Extremely Large Number of RDD Partitions and Tasks in Spark on Amazon EMR

After creating an Amazon EMR cluster with Spark support, and running a spark application you can notice that the Spark job creates too many tasks to process even a very small data set.

For example, I have a small table country_iso_codes having 249 rows and stored in a comma-delimited text file with the length of 10,657 bytes.

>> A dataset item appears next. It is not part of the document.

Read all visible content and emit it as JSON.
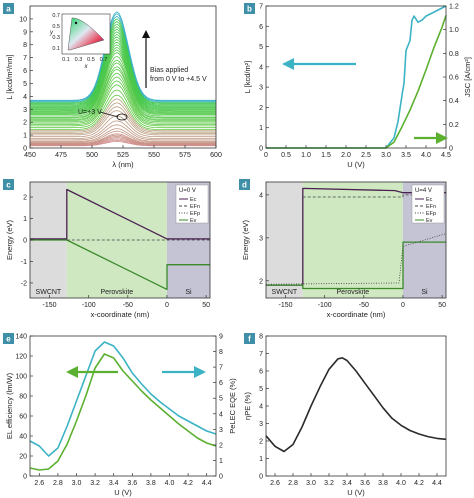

When running the following application on Amazon EMR 5.7 cluster with Spark 2.1.1 with the default settings I can see the large number of partitions generated:

from pyspark.sql import SparkSession

spark = SparkSession.builder.appName('Spark_ap').enableHiveSupport().getOrCreate()
df = spark.sql("select name from country_iso_codes")
print("Number of partitions: " + str(df.rdd.getNumPartitions()))

Output:

Number of partitions: 3553

Looking at the driver log you can see the following:

DEBUG S3NativeFileSystem: Adding block at 0 with length 10657
INFO FileInputFormat: Total input paths to process : 1
DEBUG FileInputFormat: Total # of splits generated by getSplits: 3553, TimeTaken: 1330

The large number of RDD partitions was caused by the large number of file input splits generated. You can use the mapreduce.input.fileinputformat.split.minsize option to reduce the number of splits:

from pyspark.sql import SparkSession, HiveContext

spark = SparkSession.builder.appName('Spark_ap').enableHiveSupport().getOrCreate()
hiveContext = HiveContext(spark)
hiveContext.setConf("mapreduce.input.fileinputformat.split.minsize", 50*1024*1024)

df = spark.sql("select name from country_iso_codes")
print("Number of partitions: " + str(df.rdd.getNumPartitions()))

Output:

Number of partitions: 1

Now only one RDD partition is created.

Instead of adding the mapreduce.input.fileinputformat.split.minsize option to every Spark job, you can add it to /etc/spark/conf/hive-site.xml configuration file.